This article at 1945 by Constantine Atlamazoglou addresses a question. Would Russia go to war to stop Ukraine from becoming a member of NATO?
It is mostly a flat open space. Coupled with Belarus, it used to provide Russia with a wide buffer zone to its west. Ukraine joining NATO could mean U.S. troops and missile installations right on Russia’s border. Preventing that is a vital Russian interest.
On the flip side, Ukrainian accession to NATO will not offer any added security benefits to the U.S. and its European allies. Should Ukraine join NATO, a Russian attack against it would trigger the Alliance’s Article 5. Failure to invoke Article 5 in such an event, would be NATO’s end. But even if NATO were to invoke Article 5, the Alliance’s record is mixed and never tested against a superpower.
However, Putin will not wait for Ukraine to join NATO and cross his “red line.†If accession processes progress he will attack preemptively. At that point, Ukraine will not be covered by NATO’s defense umbrella. It is doubtful that Western nations will rush to the defense of a non-allied country that is not linked to their vital interests. This will leave Ukraine exposed.
The answer is obvious to anyone who knows anything about Russia: yes, it would. The reasons are incredibly numerous.
I can completely understand why the Ukrainians would want to become a member of NATO. It has no natural borders. It is indefensible. The only time in its history it has been a country distinct from Russia has been since the 1950s. I can only see one reason that NATO would want to admit Ukraine as a member and it is unutterably foolish.
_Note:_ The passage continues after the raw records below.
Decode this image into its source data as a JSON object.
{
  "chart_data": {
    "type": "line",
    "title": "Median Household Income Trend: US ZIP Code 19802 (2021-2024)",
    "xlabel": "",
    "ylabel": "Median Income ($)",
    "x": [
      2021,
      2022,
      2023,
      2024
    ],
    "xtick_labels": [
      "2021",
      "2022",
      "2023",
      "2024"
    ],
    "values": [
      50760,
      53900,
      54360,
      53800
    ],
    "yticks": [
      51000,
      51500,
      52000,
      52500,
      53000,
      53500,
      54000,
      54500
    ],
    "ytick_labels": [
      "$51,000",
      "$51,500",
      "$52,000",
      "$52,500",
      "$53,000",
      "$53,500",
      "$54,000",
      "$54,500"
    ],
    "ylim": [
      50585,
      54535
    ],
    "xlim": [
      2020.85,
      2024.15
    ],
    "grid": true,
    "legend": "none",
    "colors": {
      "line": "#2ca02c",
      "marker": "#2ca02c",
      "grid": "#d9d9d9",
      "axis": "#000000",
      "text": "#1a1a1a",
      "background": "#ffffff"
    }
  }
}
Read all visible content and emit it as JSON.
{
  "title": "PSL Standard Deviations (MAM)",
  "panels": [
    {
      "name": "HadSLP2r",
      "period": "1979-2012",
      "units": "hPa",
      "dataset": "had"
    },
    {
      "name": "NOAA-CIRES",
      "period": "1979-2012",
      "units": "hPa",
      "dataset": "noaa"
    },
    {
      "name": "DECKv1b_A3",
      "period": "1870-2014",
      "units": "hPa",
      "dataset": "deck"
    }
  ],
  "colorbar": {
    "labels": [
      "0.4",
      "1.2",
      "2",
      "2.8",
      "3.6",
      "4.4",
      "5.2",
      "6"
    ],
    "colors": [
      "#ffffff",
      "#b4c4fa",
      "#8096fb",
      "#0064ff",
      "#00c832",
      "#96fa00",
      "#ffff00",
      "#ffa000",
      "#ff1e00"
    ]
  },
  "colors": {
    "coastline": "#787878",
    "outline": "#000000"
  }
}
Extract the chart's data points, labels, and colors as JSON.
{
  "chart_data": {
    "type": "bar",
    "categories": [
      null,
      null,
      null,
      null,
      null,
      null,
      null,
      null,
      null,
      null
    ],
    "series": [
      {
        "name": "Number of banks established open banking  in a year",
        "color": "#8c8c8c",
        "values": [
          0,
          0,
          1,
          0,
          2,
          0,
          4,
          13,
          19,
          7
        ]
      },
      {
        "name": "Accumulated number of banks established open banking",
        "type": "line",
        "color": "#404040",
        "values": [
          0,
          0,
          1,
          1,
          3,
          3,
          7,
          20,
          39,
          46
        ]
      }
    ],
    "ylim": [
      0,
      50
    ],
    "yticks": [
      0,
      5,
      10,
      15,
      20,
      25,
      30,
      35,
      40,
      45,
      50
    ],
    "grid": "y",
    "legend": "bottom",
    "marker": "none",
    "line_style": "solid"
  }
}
In 1667, or so, Russia and Poland-Lithuania divided Ukraine between them at the Dneiper. Russia got Kiev.
During the heyday of the European empires, Austro-Hungary got parts of western Ukraine and Poland. Russia got a big part of Poland and the rest of Ukraine, and Germany got the rest of Poland plus Lithuania (Prussia).
The French are discussing building a naval base for Ukraine in the Sea of Azov.
I guess the Euros have gone just too damn long without a nice, big, knock down bloodbath. It must be something in the European gene pool. I hope we can stay out, despite the number of Americans with European genes. But our history from the beginning suggests otherwise.
The Prince of Kiev was an important figure in the Late Medieval Period. To give you a notion of how important a princess of Kiev became the queen of France in the 11th century.
But even then Ukraine was not a country. It was a territory. Sometimes the territory was claimed by Poland; sometimes by Russia; never by nobody. It’s not a country any more than Belarus is. Belarus is an ethnicity just as Ukrainian is.